SaaS Metrics Reporting Challenges
Steve Keifer
“SaaS companies are obsessed with metrics. SaaS CEOs or founders far more likely to know what their ere are or their net retention is than their kid’s grade point average or their bank account balance. And the obsession is for good reason because venture capital firms, private equity firms, institutional investors all pore over these metrics to understand how fast the SaaS company is growing and how efficiently they’re running their operations.

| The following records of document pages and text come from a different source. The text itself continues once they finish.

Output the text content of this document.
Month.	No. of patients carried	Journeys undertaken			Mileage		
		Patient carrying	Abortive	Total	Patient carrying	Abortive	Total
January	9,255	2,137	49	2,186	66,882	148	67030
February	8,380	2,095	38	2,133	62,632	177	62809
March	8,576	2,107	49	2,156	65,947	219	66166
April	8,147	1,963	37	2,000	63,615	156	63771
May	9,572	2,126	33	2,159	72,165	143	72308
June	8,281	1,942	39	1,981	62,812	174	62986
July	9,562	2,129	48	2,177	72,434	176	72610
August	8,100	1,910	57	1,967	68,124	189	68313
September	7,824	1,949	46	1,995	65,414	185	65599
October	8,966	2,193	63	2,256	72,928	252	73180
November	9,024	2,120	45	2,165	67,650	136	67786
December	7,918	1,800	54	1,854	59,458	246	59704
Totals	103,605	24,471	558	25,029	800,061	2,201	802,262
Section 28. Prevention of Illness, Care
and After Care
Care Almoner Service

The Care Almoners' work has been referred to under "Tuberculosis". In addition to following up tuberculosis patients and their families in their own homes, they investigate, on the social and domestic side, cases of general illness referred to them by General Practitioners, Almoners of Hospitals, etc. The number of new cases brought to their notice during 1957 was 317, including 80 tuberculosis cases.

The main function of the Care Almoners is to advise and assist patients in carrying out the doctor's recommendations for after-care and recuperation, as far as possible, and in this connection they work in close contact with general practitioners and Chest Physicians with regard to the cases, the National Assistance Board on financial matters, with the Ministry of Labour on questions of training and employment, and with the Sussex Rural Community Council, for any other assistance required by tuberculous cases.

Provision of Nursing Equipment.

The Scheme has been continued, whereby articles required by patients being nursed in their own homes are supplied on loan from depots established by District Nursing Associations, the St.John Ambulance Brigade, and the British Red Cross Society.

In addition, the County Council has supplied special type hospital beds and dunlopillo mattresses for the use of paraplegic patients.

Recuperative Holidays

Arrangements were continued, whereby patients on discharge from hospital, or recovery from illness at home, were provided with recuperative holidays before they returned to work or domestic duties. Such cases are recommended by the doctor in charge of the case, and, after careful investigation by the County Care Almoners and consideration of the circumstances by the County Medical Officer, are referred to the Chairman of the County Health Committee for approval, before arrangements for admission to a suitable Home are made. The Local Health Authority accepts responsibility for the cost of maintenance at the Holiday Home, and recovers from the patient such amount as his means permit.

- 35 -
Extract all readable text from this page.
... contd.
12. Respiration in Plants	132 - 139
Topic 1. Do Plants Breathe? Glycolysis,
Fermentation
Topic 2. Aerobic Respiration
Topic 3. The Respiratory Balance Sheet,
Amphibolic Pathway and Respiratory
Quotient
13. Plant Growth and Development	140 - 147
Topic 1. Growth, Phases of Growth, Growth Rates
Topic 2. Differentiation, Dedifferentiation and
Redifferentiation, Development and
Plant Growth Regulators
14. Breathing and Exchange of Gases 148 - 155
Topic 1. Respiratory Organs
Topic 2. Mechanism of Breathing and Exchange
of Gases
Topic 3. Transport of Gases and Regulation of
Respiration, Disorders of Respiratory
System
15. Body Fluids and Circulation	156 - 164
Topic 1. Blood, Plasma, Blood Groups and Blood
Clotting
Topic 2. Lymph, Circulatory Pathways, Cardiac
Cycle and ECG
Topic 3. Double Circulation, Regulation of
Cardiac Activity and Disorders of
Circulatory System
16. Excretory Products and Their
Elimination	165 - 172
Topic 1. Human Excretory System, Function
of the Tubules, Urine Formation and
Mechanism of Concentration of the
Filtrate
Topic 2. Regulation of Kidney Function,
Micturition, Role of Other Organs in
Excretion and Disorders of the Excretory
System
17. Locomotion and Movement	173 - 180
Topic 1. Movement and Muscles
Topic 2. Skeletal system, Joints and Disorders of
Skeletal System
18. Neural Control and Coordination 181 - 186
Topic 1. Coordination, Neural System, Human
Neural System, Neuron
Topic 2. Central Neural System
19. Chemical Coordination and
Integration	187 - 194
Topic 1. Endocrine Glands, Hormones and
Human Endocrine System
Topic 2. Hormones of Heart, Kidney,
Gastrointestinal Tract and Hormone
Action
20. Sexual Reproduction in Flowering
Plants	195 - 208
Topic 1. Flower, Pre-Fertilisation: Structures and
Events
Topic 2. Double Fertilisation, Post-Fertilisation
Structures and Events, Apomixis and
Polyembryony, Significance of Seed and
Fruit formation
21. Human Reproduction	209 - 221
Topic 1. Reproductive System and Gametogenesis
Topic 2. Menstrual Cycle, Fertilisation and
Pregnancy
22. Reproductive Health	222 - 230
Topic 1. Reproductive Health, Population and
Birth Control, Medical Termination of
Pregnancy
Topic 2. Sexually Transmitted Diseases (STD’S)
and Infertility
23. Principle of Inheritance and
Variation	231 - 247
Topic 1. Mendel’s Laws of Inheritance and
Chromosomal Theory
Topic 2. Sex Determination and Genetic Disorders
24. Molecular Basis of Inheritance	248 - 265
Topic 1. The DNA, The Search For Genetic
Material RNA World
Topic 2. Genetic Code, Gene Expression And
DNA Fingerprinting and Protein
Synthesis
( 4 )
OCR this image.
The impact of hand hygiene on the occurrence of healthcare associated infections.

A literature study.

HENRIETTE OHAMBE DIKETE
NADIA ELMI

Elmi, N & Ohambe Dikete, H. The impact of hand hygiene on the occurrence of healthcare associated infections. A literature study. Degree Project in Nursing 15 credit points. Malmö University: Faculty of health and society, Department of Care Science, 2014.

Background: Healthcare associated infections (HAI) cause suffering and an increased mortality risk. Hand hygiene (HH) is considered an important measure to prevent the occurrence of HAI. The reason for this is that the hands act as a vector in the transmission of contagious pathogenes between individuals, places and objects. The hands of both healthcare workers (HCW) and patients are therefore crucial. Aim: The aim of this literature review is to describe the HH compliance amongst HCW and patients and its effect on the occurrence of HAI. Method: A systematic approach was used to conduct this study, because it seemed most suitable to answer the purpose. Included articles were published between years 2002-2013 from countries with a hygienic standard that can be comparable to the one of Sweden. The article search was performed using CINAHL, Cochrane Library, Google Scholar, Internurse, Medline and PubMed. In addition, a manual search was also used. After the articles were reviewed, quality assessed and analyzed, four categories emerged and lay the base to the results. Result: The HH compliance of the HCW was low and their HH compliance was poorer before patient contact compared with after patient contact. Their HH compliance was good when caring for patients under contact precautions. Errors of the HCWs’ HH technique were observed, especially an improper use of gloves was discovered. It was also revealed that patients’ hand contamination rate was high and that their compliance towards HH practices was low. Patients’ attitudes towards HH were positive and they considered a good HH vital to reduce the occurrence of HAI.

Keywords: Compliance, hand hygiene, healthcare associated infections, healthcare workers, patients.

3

These metrics dictate whether or not you can raise capital and the valuation that you’re going to be able to raise it at. But if you’re a finance leader at a SaaS company, these metrics can be quite a headache because there’s a variety of different flavors of each one, and each investor and SaaS company calculates them slightly differently.
Customer Count
The number of customers that a SaaS company has. Well, it depends on when we’re taking the measurement. Are we taking it at the beginning of the quarter? Are we talking at the end of the quarter or are we talking an average across the quarter? And what if you have contracts with large multinational enterprises like Procter and Gamble? Maybe you have 12 different contracts with 12 different divisions. Is that one customer or is that 12 customers, Different SaaS companies look at it different ways?
Annual Recurring Revenue
ARR can also be confusing. ARR stands for annual recurring revenue. But what exactly is recurring revenue? Now, if you have a vanilla SaaS contract where you’re charging a customer $1,000 per month and it’s a fixed fee, that doesn’t change throughout the contract, that’s pretty clearly recurring revenue. But what if it’s usage-based pricing? What if it’s tied to the number of API calls that a company makes and it goes up and down every month? What if the SaaS company has a large contingent of customers on monthly plans that can terminate for convenience at any time? Is that really annual recurring revenue? Well, some SaaS companies think it is and others don’t.
Net Revenue Retention
Net revenue retention can get confusing as well. So the idea behind net retention is you’re measuring how a cohort of customers grows over time. But what period of time are we comparing? Are we comparing this December to last December? Are we comparing this Q4, last Q4 or all of this year to all last year?
Valuation
SaaS finance teams, though, need to get these numbers right because they send these spreadsheets over to investors who have a team of quants educated at the world’s top business schools. They’re going to look at them with a magnifying glass and identify any inconsistencies or discrepancies. If you get it wrong, that can delay your capital raise or even take a zero off the entire valuation.”